Segunda série, ainda amigo do Marcelo Pires, passamos para a outra unidade da escola que ficava do outro lado da rua, ao lado do prédio da Cris, o espaço da primeira série era enorme, mas dessa outra unidade era maior ainda, tinham diversas quadras poliesportivas, campo de futebol, capela, lanchonete, biblioteca, ginásio de esportes, laboratório, teatro, era uma escola e tanto, da segunda série me lembro de um menino chamado Renê que algumas crianças o chamavam de “nescau” por ele ser negro, eu mesmo não me lembro de ter chamado ele assim, desde pequeno eu consentia qualquer tipo de discriminação, eu também não gostava que me chamassem de japonês, meu pai se irritava se alguém chamasse um de nós de japonês, ele sempre retrucava:  - Eu tenho nome! 
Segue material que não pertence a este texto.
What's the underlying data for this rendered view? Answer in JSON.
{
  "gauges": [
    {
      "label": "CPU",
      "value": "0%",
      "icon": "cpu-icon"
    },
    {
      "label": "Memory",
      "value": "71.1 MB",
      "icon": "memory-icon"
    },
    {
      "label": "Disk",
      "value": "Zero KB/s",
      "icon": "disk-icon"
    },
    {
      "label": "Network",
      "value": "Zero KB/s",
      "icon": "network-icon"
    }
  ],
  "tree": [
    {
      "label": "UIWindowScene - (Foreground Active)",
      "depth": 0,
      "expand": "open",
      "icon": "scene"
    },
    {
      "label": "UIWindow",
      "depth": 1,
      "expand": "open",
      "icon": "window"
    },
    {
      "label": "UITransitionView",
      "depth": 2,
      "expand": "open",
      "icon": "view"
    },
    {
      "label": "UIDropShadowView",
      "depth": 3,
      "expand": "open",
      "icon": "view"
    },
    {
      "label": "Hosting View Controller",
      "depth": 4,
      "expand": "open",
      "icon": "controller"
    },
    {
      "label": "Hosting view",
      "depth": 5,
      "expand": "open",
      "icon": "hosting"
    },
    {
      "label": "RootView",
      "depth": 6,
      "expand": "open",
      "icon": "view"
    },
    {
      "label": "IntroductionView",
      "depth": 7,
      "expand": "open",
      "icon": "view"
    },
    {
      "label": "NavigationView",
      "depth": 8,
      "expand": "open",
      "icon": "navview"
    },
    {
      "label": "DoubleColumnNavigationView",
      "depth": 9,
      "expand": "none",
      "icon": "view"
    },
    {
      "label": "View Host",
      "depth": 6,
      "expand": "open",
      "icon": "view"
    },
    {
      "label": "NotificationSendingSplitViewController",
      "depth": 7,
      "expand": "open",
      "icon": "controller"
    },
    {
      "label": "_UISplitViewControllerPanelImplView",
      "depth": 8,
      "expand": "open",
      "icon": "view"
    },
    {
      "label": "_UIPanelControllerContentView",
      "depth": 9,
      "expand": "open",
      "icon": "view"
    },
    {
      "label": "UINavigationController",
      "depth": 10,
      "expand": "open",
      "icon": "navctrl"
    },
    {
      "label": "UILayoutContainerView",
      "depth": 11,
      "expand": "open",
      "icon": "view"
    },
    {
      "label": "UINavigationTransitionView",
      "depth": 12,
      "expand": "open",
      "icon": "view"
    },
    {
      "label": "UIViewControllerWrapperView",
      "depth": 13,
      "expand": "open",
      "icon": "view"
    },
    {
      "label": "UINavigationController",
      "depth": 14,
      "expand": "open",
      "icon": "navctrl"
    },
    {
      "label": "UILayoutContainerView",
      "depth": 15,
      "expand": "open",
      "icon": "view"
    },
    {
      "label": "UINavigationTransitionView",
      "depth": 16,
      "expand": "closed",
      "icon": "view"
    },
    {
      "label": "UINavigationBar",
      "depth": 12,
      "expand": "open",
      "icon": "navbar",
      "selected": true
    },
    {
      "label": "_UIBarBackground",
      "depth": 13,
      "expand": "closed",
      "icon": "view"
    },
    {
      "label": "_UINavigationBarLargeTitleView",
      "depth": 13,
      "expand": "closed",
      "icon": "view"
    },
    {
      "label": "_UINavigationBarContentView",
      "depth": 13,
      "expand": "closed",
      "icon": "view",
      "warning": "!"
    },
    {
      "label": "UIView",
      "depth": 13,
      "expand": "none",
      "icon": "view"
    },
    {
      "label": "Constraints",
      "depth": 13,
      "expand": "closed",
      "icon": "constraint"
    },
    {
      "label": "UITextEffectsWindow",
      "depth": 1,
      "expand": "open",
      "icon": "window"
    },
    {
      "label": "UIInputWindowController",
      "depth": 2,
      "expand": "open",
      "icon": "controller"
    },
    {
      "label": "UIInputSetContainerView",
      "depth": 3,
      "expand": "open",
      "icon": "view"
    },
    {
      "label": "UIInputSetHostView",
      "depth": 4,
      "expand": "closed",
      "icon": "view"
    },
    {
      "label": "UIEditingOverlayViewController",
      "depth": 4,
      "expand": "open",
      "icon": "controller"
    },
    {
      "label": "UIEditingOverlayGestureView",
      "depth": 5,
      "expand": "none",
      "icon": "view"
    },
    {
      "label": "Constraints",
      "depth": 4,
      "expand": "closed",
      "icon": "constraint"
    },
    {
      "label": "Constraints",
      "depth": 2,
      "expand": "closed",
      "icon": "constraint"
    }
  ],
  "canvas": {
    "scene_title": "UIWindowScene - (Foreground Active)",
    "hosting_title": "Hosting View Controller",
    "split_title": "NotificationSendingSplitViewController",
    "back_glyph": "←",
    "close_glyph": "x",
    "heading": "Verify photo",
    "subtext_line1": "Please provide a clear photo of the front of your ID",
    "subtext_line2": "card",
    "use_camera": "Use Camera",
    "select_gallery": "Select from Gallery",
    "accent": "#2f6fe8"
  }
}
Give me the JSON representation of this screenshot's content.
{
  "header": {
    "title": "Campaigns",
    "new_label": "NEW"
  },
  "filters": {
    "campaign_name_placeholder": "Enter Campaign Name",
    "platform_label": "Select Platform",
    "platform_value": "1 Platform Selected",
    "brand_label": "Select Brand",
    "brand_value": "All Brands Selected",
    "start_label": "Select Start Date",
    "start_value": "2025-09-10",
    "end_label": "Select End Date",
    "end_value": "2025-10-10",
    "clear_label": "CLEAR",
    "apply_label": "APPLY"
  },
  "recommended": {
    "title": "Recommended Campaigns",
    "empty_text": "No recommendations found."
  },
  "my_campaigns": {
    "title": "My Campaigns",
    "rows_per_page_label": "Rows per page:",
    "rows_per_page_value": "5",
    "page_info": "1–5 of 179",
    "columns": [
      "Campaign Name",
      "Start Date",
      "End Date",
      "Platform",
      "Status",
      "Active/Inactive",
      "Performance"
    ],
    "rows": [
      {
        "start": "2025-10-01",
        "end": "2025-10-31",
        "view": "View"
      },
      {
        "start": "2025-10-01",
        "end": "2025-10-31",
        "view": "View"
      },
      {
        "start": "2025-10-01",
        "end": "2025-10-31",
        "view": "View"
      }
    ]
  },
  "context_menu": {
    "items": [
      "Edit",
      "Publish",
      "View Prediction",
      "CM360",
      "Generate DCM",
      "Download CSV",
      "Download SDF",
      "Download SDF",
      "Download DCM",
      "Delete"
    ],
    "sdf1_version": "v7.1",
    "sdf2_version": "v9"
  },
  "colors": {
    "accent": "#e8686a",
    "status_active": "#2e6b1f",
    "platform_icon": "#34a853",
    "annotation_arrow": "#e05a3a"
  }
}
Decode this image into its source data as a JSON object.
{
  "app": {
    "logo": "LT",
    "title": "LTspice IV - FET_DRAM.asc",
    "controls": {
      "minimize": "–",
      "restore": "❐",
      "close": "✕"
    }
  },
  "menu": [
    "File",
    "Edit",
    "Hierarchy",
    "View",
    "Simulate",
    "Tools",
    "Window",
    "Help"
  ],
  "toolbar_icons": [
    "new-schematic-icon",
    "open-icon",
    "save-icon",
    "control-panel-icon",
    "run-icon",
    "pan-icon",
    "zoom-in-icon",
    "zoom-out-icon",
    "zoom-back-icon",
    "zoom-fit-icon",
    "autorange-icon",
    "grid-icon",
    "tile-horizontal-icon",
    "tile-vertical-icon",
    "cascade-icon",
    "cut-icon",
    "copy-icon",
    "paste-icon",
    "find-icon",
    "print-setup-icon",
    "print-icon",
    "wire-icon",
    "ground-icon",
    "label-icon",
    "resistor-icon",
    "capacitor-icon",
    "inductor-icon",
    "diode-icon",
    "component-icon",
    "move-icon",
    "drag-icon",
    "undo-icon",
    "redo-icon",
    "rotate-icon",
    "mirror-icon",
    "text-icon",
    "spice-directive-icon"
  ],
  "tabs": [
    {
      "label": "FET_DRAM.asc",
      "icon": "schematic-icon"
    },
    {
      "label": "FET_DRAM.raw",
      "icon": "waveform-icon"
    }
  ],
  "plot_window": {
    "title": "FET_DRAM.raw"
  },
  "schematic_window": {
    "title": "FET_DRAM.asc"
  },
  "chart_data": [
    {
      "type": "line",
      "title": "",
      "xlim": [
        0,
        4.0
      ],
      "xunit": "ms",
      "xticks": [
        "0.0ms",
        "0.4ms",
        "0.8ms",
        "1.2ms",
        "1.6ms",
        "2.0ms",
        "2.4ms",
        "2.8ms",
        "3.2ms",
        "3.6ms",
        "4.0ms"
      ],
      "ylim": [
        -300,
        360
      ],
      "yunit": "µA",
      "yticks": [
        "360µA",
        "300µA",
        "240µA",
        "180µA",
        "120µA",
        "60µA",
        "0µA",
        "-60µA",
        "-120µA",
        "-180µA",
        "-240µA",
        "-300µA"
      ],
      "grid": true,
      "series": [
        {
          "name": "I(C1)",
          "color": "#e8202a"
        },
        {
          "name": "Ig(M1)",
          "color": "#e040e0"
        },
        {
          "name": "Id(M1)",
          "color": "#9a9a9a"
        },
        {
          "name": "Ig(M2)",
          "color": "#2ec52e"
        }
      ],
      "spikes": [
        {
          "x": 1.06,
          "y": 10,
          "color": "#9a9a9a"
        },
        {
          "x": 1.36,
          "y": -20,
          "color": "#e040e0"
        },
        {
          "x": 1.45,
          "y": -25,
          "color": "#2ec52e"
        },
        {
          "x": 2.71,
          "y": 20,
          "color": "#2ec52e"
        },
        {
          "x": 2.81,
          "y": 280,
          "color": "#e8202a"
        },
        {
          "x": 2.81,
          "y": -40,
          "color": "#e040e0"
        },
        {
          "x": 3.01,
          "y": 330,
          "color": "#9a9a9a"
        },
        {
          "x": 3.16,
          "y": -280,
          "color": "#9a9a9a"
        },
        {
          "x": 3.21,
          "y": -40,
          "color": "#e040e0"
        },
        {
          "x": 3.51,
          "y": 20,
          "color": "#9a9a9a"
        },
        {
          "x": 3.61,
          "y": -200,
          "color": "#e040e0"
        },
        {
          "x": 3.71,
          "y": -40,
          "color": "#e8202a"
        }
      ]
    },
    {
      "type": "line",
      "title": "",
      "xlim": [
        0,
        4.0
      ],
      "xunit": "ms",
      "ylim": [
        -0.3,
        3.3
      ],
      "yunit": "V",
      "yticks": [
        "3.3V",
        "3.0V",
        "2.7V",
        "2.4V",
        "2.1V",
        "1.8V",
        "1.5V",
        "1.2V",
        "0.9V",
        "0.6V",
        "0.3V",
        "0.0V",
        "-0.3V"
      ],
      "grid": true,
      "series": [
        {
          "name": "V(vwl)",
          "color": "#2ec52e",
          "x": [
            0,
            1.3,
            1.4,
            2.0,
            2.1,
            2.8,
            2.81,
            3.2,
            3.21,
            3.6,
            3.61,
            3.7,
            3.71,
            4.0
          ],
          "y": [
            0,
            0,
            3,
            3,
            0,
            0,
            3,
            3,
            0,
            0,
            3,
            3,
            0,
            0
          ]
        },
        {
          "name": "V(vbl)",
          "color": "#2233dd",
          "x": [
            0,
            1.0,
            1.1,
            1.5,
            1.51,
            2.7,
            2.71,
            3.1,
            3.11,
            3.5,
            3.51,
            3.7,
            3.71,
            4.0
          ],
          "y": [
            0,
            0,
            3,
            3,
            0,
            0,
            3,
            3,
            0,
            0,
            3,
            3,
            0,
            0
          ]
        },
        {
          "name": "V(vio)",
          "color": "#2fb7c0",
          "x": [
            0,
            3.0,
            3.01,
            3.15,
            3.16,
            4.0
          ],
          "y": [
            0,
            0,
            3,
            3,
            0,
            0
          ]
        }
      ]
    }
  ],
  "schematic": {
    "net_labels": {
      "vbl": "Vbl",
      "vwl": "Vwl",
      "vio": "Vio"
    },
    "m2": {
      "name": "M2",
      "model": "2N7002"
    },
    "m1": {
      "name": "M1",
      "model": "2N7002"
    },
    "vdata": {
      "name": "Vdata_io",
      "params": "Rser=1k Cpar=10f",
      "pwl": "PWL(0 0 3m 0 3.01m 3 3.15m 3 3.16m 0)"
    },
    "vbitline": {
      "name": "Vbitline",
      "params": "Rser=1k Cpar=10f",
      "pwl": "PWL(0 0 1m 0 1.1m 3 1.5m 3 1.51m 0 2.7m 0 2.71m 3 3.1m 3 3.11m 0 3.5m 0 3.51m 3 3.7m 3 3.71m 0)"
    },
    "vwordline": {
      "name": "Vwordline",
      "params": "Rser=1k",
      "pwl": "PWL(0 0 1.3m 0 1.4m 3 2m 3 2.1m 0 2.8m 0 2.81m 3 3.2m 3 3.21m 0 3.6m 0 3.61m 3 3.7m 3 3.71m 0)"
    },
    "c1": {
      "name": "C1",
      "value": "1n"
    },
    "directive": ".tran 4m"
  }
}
Ainda na época da segunda série, fora da escola,  na minha vida familiar, eu convivia muito com meus primos, o Fábio que era bem mais velho, e a Liliane, mais conhecida pelo seu nome em japonês: Eiko, que era uns dois anos mais velha do que eu. Esses meus primos eram os únicos primos diretos da parte do meu pai, eram filhos da minha tia Lira que já não convivia mais com o pai deles, não tenho muita lembrança do tio Waldir, aliás, nenhuma que eu possa me recordar, apenas que ele era brasileiro e careca. Eu brincava muito com a Eiko, meu pai sempre levava ela para passear com agente, e na época de férias ela ficava na minha casa, ela era minha amiga, minha melhor amiga e companheira mais intima.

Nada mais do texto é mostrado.